Let me stay! Please! Maybe I could live with one of my friends or try to live on my own. My parents only waved off my nonsensical ideas, telling me that this was for the best. Besides...this new town is where Dad had his job moved to. I literally couldn't do anything about it. The odds were against me. No matter how much I tried to argue with my Dad about this, he told me that we were moving and that was the end of the discussion. We never actually talked though. Dad got the final say all the time which annoyed me so much. I had so many points to make and prove!! But then again, I don't think I could stay away from Mom too long.

That eventually got me to give in to the idea of moving. I guess I can move with them if they insist. Even though it was sad to say goodbye to all my friends and my hometown, I was beginning to get excited. New town? New school? Mom said I could always make new friends which made me so thrilled. Imagine all the friends I can make! I wonder if they're just as into gaming as I am at my new school. Gaming is everything to me. As soon as I get home, I'm playing games for hours. It drives both of my parents crazy, but at least I'm not causing trouble! For the most part!

"Jungkook, put that down!" Dad yelled. Aw man...I groaned, saving my progress and then shutting off my Gameboy. "Help us bring the boxes inside the house. You can play your games when we finish unpacking everything."

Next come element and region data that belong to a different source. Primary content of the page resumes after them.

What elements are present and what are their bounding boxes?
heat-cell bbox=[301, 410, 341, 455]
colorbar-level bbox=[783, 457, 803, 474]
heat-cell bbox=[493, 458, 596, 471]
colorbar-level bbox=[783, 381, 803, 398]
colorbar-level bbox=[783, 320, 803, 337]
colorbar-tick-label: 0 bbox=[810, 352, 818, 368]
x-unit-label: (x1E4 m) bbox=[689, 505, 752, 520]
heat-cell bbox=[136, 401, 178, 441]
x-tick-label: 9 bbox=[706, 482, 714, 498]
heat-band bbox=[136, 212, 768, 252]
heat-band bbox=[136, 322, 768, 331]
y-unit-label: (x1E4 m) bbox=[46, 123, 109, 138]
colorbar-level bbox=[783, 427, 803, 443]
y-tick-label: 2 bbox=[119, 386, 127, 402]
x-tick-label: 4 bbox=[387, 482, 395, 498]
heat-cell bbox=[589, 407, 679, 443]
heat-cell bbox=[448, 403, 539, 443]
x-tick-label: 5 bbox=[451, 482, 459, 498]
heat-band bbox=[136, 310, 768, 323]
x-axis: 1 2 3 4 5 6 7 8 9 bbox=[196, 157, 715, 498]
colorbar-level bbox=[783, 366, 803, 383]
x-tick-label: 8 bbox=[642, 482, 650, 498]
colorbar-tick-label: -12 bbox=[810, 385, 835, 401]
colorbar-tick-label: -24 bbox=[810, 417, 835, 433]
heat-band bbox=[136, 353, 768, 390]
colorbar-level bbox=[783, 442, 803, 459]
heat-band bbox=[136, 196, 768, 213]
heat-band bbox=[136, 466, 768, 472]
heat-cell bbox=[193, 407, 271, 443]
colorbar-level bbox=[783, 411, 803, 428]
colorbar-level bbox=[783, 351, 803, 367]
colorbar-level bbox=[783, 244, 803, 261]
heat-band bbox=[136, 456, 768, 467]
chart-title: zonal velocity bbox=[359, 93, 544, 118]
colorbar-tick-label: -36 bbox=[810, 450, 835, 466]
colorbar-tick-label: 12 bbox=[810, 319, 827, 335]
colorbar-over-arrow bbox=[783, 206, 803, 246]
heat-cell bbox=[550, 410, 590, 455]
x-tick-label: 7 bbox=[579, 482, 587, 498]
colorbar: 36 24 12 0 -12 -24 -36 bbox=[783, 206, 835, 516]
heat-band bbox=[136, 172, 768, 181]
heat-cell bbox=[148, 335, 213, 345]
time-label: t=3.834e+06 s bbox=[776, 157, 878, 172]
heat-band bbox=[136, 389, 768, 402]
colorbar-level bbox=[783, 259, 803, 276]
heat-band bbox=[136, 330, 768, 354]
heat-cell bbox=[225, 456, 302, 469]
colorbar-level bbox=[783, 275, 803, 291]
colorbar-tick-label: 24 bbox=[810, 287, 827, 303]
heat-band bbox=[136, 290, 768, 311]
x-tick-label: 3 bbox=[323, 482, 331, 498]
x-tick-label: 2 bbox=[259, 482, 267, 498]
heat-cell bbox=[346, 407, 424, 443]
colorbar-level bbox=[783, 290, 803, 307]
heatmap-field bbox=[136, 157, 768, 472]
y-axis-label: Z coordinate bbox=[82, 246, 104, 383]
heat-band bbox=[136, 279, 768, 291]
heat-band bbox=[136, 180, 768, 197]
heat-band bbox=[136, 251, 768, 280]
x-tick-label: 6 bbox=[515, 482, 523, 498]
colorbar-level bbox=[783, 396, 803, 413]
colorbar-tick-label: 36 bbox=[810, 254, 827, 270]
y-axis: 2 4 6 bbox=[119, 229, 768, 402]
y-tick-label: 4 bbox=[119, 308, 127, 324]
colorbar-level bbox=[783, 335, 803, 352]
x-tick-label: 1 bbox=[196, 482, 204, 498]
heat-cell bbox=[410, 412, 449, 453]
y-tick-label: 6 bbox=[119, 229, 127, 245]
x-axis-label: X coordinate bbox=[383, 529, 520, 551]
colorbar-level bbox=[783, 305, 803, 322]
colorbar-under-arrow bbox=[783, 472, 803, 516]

"But that's gonna take foreveeeeeer." I whined only for my Dad to give me a harsher glare. He's no fun!

"Jeon Jungkook." Dad huffed.

"Alright, alright!" I shoved the Gameboy in my back pocket. He was holding two large boxes in his arms, but I knew if he had his hands free that he would be rubbing his temples. I tend to make Dad do that a lot.

"No attitude." Dad walked inside our new home.

"I don't have an attitude..." I grumbled, a small pout on my lips. What's his problem?

That is the one thing that makes talking to Dad the hardest. The two of us don't really get along. My old friends got along with their Dads, but I always struggled with mine. He's too mean and cold. Sometimes I don't even think he loves me. Honestly, I wouldn't be surprised if he told me he didn't. I doubt he would bat an eye if something bad happened to me. Mom is the only one who cares for me. She's always baking me my favorite snacks and giving me tons of kisses. I love it a lot! Mom's the nice one and she's always much happier than Dad ever is. They're like opposites which is really funny to me.

My point was only proven when Mom cooed at me for helping out with bringing the boxes in. She would take the heavy boxes and told me to bring in the lighter ones. I wasn't as strong as my parents, but I tried to be. They told me I was still too small to carry the big boxes. Well, eventually I'll grow big and strong! Then I'll be able to carry twice as many boxes than my Dad can! That'll show him and then it will make Mom happy that she doesn't have to carry as much. It sounded like a solid idea to me as we unpacked everything for over half the day.